Simulated energy band diagrams of thin and thick PM6:Y6 devices.
Abstract
Photodiodes are ubiquitous in industry and consumer electronics. Constantly emerging new applications for photodiodes demand different mechanical and optoelectronic properties from those ...provided by conventional inorganic-based semiconductor devices. This has stimulated considerable interest in the use of organic semiconductors, which provide a vast palette of available optoelectronic properties, can be incorporated into flexible form factor geometries, and promise low-cost, low-embodied energy manufacturing from earth-abundant materials. The sensitivity of a photodiode depends critically on the dark current. Organic photodiodes (OPDs), however, are characterized by a much higher dark current than expected for thermally excited radiative transitions. Here we show that the dark saturation current in OPDs is fundamentally limited by mid-gap trap states.
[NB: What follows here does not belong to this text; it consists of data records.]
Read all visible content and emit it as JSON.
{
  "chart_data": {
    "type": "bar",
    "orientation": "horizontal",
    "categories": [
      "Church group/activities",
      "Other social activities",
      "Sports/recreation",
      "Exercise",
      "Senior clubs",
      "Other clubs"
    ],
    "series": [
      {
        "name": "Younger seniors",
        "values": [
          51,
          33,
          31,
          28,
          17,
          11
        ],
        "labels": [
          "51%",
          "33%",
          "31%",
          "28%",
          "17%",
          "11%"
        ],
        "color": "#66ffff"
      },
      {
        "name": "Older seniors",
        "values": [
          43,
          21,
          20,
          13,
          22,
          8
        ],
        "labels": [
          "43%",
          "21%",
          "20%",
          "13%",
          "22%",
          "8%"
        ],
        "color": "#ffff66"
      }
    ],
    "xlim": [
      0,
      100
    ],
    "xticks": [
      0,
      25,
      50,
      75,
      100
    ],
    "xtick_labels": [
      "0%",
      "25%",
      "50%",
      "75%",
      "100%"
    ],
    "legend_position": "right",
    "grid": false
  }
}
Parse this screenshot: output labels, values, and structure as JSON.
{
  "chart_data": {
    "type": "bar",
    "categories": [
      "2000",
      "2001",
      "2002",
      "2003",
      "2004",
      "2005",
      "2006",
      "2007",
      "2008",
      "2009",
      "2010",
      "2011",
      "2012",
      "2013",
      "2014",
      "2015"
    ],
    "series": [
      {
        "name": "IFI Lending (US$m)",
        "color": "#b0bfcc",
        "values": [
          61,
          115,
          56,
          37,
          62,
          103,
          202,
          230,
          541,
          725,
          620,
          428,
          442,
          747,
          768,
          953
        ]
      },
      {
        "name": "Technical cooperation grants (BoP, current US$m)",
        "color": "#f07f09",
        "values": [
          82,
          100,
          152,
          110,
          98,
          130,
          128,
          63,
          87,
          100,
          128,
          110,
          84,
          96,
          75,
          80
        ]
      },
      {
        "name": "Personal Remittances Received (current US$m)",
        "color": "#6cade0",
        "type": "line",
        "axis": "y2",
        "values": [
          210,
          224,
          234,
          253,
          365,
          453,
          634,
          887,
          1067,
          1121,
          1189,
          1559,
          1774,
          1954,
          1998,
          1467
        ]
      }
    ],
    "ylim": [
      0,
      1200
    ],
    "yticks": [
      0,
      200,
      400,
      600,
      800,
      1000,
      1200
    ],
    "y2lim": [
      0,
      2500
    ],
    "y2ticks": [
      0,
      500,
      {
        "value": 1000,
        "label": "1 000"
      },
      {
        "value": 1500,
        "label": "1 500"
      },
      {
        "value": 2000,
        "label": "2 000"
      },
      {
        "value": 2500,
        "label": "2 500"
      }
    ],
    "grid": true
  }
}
This new insight is generated by the universal trend observed for the dark saturation current of a large set of OPDs and further substantiated by sensitive external-quantum-efficiency- and temperature-dependent current measurements. Based on this insight, an upper limit for the specific detectivity is established. A detailed understanding of the origins of noise in any detector is fundamental to defining performance limitations and thus is critical to materials and device selection, and design and optimization for all applications. Our work establishes these important principles for OPDs.